A new support group for Ireland's estimated 1,000 Roma has been set up to challenge discrimination, lobby Government and promote cultural interaction. The Roma Support Group says it also intends to highlight the plight of Romania's three million Roma and encourage the Government to do the same at EU level.
One of the group's founding members, Mr Gheorge Dancea, says Roma have difficulties being included in society both in Romania and in Ireland. The group hopes to promote inclusion and help the Roma to contribute to Irish society.
He says Roma in Romania are marginalised and face widespread discrimination in terms of access to health services, housing, education and jobs. Many Roma living in Cork, Dundalk, Monaghan and Dublin are illiterate, he says.
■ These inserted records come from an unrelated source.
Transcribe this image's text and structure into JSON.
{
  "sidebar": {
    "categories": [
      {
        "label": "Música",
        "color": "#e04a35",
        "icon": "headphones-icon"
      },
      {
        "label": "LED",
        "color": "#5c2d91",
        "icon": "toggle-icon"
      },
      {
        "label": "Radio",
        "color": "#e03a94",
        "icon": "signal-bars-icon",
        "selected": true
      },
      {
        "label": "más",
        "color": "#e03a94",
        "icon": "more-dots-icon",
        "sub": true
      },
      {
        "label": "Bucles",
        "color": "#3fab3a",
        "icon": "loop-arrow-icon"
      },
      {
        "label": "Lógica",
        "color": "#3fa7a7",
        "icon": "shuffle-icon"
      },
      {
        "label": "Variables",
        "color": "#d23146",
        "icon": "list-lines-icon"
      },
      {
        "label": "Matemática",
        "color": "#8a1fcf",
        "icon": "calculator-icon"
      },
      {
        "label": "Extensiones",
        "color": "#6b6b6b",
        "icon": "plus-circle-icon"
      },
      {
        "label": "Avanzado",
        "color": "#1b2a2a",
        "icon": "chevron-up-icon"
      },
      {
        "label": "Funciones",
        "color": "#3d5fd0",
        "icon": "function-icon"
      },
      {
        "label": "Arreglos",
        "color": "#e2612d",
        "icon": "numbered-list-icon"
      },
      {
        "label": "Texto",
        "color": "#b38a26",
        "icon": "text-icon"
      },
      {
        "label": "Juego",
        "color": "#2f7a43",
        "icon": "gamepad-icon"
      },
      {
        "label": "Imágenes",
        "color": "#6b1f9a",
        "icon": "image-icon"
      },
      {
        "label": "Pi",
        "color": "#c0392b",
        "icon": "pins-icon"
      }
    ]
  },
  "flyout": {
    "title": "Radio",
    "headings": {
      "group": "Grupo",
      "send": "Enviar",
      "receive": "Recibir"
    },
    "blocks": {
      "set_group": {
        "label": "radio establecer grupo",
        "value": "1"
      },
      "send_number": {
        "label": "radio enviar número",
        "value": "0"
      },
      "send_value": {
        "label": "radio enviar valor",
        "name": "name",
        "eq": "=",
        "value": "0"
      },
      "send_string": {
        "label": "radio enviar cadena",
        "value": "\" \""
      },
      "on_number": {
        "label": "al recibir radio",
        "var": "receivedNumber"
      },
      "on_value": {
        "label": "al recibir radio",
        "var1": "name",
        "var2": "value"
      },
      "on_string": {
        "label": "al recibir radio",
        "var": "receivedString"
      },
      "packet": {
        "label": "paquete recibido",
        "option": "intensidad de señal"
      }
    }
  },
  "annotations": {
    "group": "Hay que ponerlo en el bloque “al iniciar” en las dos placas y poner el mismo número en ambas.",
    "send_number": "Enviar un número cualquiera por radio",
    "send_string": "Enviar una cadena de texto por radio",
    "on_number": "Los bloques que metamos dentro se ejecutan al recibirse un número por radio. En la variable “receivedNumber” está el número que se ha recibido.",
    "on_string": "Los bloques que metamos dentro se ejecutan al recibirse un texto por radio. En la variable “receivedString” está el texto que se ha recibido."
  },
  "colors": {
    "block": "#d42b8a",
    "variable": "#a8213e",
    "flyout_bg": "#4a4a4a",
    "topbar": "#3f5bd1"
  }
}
The group says specific problems faced by the minority in Ireland include translation difficulties at the Department of Justice, Equality and Law Reform; a reluctance by many landlords to accept them as tenants; lack of resources and acknowledgment of their culture and identity; and lack of protection by the Garda.
Mr Dancea, an asylum-seeker who says he has worked with the Roma political party in Romania, said physical attacks on Roma in Ireland included an attack on a family in their home. The Pavee Point Travellers' Centre in Dublin has supplied offices for the group and works with Roma groups in Ireland and abroad.
The launch of the group coincides with International Roma Day next Sunday.
There are an estimated eight to 10 million Roma, Gypsies and Travellers living in Europe, with substantial populations in Albania, Bulgaria, the Czech Republic, Hungary, Poland, Slovakia and Turkey. The largest concentration of Roma is in Romania.